According to Bloomberg News investigation, a web of offshore financial transactions is at the heart of the probe of Robert F. Smith, a money manager and philanthropist who is the wealthiest black person in America.
The Department of Justice and the Internal Revenue Service are trying to determine whether Smith, 57, failed to pay American taxes on roughly $200 million in assets that flowed through “offshore structures,” the Friday report says, citing people familiar with the matter.
Smith — the founder and CEO of San Francisco-based Vista Equity Partners — is trying to resolve the probe with a civil settlement instead of criminal charges, Bloomberg reported. But if he’s charged and ultimately convicted, he could face prison time and have to cut ties with Vista, which has $65 billion in assets, according to the story.
Vista didn’t immediately respond to The Post’s requests for comment on Smith’s behalf Friday morning.
The reported four-year probe was not publicly known when Smith made headlines last year for pledging to pay off the student loans of Morehouse College’s class of 2019. The life-changing gift was estimated at the time to be worth as much as $40 million — a tiny fraction of Smith’s $6 billion net worth, according to Bloomberg.
A key question in the case is whether Smith was the “beneficial owner” of entities in the Caribbean that received proceeds from Vista’s first private equity fund, known as Vista Equity Fund II, Bloomberg reported.

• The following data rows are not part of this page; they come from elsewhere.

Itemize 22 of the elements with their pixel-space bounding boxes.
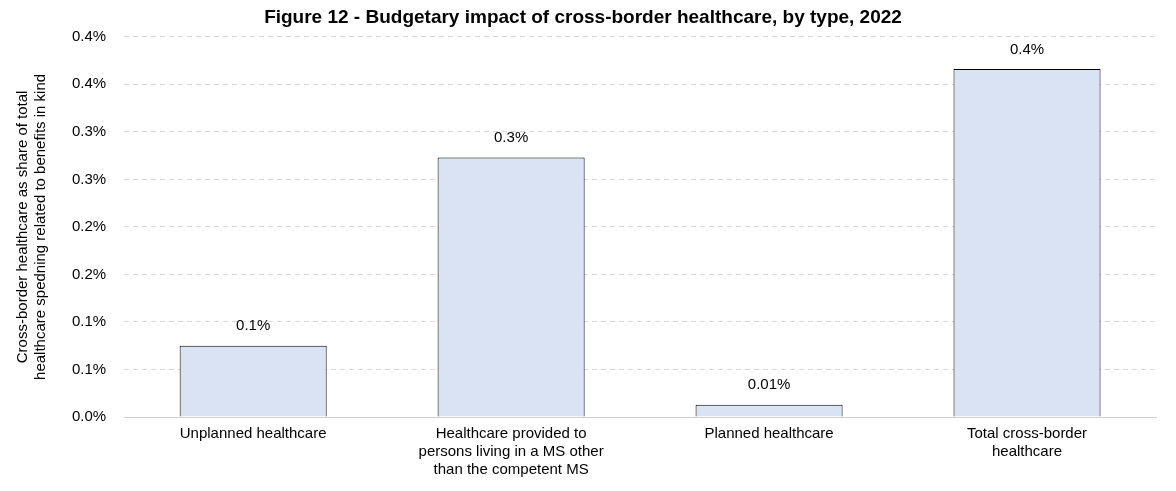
- category-label: Healthcare provided to: [435, 424, 587, 442]
- chart-title: Figure 12 - Budgetary impact of cross-border healthcare, by type, 2022: [264, 5, 902, 27]
- y-tick-label: 0.2%: [71, 217, 107, 235]
- y-tick-label: 0.4%: [71, 26, 107, 44]
- y-tick-label: 0.4%: [71, 74, 107, 92]
- category-label: healthcare: [991, 442, 1063, 460]
- category-label: persons living in a MS other: [418, 442, 604, 460]
- y-tick-label: 0.3%: [71, 121, 107, 139]
- y-tick-label: 0.1%: [71, 312, 107, 330]
- category-label: than the competent MS: [433, 460, 589, 478]
- y-axis-title: Cross-border healthcare as share of total healthcare spedning related to benefits in kind: [13, 73, 49, 380]
- data-label: 0.1%: [236, 316, 271, 334]
- y-tick-label: 0.2%: [71, 264, 107, 282]
- y-tick-label: 0.1%: [71, 359, 107, 377]
- y-tick-label: 0.0%: [71, 407, 107, 425]
- category-label: Total cross-border: [967, 424, 1088, 442]
- category-label: Unplanned healthcare: [179, 424, 327, 442]
- category-label: Planned healthcare: [704, 424, 834, 442]
- data-label: 0.4%: [1009, 39, 1045, 57]
- data-label: 0.3%: [494, 128, 529, 146]
- y-tick-label: 0.3%: [71, 169, 107, 187]
- data-label: 0.01%: [747, 375, 791, 393]
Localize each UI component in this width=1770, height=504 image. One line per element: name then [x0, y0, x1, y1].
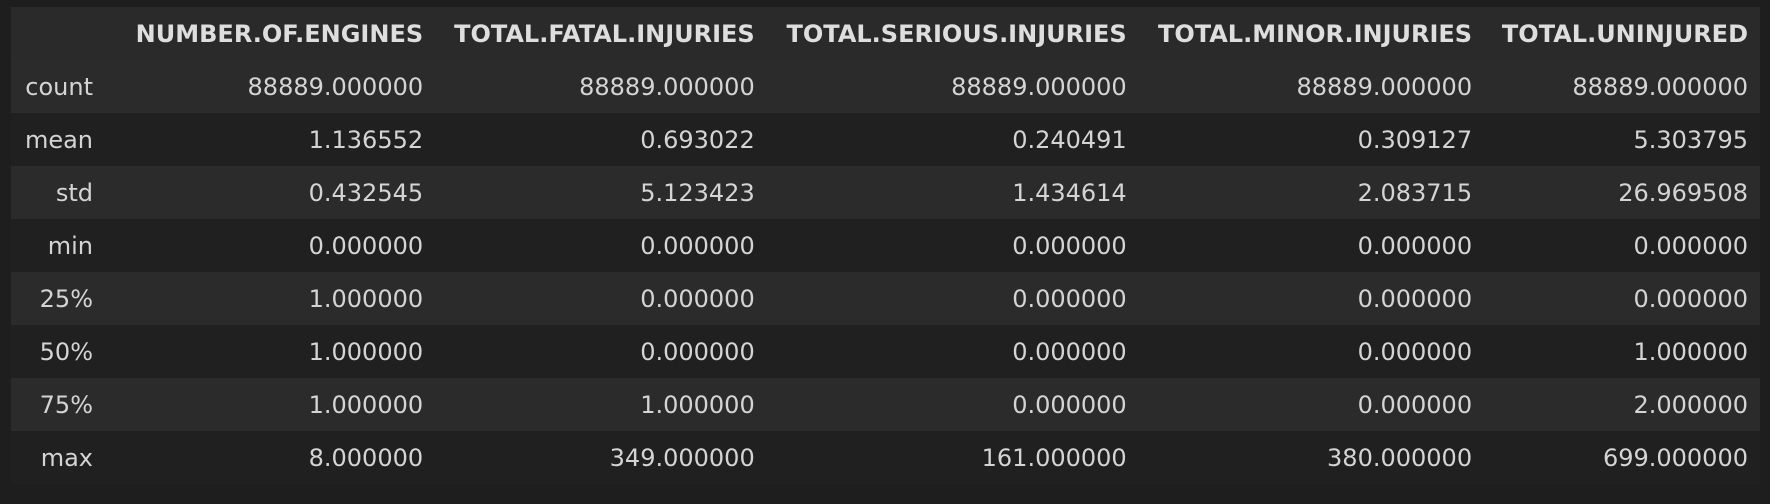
table-row: 25% 1.000000 0.000000 0.000000 0.000000 … — [11, 272, 1760, 325]
table-cell: 2.083715 — [1357, 178, 1473, 207]
table-cell: 0.000000 — [1012, 390, 1127, 419]
table-cell: 0.000000 — [1012, 284, 1127, 313]
table-cell: 5.303795 — [1633, 125, 1748, 154]
table-cell: 88889.000000 — [247, 72, 424, 101]
row-label: count — [25, 72, 93, 101]
table-cell: 0.240491 — [1012, 125, 1127, 154]
table-header: NUMBER.OF.ENGINES TOTAL.FATAL.INJURIES T… — [11, 7, 1760, 60]
table-row: std 0.432545 5.123423 1.434614 2.083715 … — [11, 166, 1760, 219]
table-cell: 0.000000 — [640, 284, 755, 313]
row-label: std — [55, 178, 93, 207]
table-cell: 1.000000 — [308, 390, 424, 419]
table-cell: 0.000000 — [640, 231, 755, 260]
column-header-total-serious-injuries: TOTAL.SERIOUS.INJURIES — [786, 19, 1127, 48]
table-row: 75% 1.000000 1.000000 0.000000 0.000000 … — [11, 378, 1760, 431]
table-cell: 1.000000 — [640, 390, 755, 419]
table-cell: 1.136552 — [308, 125, 424, 154]
table-cell: 0.000000 — [1633, 231, 1748, 260]
index-header — [11, 7, 117, 60]
row-label: max — [40, 443, 93, 472]
column-header-total-minor-injuries: TOTAL.MINOR.INJURIES — [1157, 19, 1473, 48]
table-cell: 0.309127 — [1357, 125, 1473, 154]
table-cell: 0.000000 — [1012, 337, 1127, 366]
table-cell: 5.123423 — [640, 178, 755, 207]
row-label: mean — [24, 125, 93, 154]
table-cell: 0.000000 — [1357, 231, 1473, 260]
column-header-total-uninjured: TOTAL.UNINJURED — [1501, 19, 1748, 48]
table-row: 50% 1.000000 0.000000 0.000000 0.000000 … — [11, 325, 1760, 378]
table-cell: 0.000000 — [1357, 284, 1473, 313]
column-header-number-of-engines: NUMBER.OF.ENGINES — [135, 19, 424, 48]
row-label: 75% — [39, 390, 93, 419]
column-header-total-fatal-injuries: TOTAL.FATAL.INJURIES — [454, 19, 755, 48]
table-cell: 1.000000 — [308, 337, 424, 366]
table-row: max 8.000000 349.000000 161.000000 380.0… — [11, 431, 1760, 484]
table-cell: 0.000000 — [1012, 231, 1127, 260]
table-cell: 88889.000000 — [1296, 72, 1473, 101]
table-cell: 0.693022 — [640, 125, 755, 154]
table-cell: 0.000000 — [308, 231, 424, 260]
table-cell: 88889.000000 — [1572, 72, 1748, 101]
table-cell: 380.000000 — [1327, 443, 1473, 472]
table-cell: 88889.000000 — [579, 72, 755, 101]
table-cell: 161.000000 — [981, 443, 1127, 472]
table-row: count 88889.000000 88889.000000 88889.00… — [11, 60, 1760, 113]
table-cell: 0.000000 — [640, 337, 755, 366]
table-cell: 0.000000 — [1633, 284, 1748, 313]
table-cell: 349.000000 — [609, 443, 755, 472]
table-cell: 2.000000 — [1633, 390, 1748, 419]
row-label: min — [47, 231, 93, 260]
describe-table: NUMBER.OF.ENGINES TOTAL.FATAL.INJURIES T… — [11, 7, 1760, 484]
table-cell: 1.000000 — [1633, 337, 1748, 366]
table-cell: 1.000000 — [308, 284, 424, 313]
table-cell: 0.000000 — [1357, 337, 1473, 366]
header-row: NUMBER.OF.ENGINES TOTAL.FATAL.INJURIES T… — [11, 7, 1760, 60]
table-cell: 0.000000 — [1357, 390, 1473, 419]
table-cell: 1.434614 — [1012, 178, 1127, 207]
table-body: count 88889.000000 88889.000000 88889.00… — [11, 60, 1760, 484]
table-cell: 88889.000000 — [951, 72, 1127, 101]
table-cell: 8.000000 — [308, 443, 424, 472]
table-cell: 0.432545 — [308, 178, 424, 207]
table-row: min 0.000000 0.000000 0.000000 0.000000 … — [11, 219, 1760, 272]
row-label: 25% — [39, 284, 93, 313]
table-cell: 26.969508 — [1618, 178, 1748, 207]
table-row: mean 1.136552 0.693022 0.240491 0.309127… — [11, 113, 1760, 166]
row-label: 50% — [39, 337, 93, 366]
table-cell: 699.000000 — [1602, 443, 1748, 472]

Some of that money ended up with Fund II Foundation, a charity led by Smith that has given millions of dollars to organizations such as the United Negro College Fund and the Susan G. Komen Breast Cancer Foundation, according to the report.

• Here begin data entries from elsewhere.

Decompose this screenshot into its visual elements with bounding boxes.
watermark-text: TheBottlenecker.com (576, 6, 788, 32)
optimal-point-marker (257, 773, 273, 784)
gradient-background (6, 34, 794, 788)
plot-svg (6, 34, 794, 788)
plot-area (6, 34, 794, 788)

As its name suggests, Fund II Foundation was set up in 2014 under a deal made when Vista Equity Fund II was established. The agreement required the fund to pay off liabilities to its original limited partner when it was wound down and then give any remaining assets to charity, the foundation’s website says.
Smith may not be held liable for taxes if prosecutors find that the fund proceeds at issue were always headed for charity, according to Bloomberg’s story.
Prosecutors are also pursuing a tax case against Robert Brockman, Smith’s onetime business associate who is the CEO of Reynolds and Reynolds, a company that develops software for car dealers, Bloomberg reported. Smith has had talks with prosecutors about getting leniency in exchange for cooperating with their probes, the report says.
Information about the US investigation was revealed at a February court hearing in Bermuda, where a lawyer speaking on the Justice Department’s behalf said the alleged fraud could “set a record” because prosecutors think $1.5 billion worth of revenue was hidden from the federal government, according to Bloomberg’s report.
Brockman did not immediately respond to a request for comment submitted through Reynolds and Reynolds on Friday.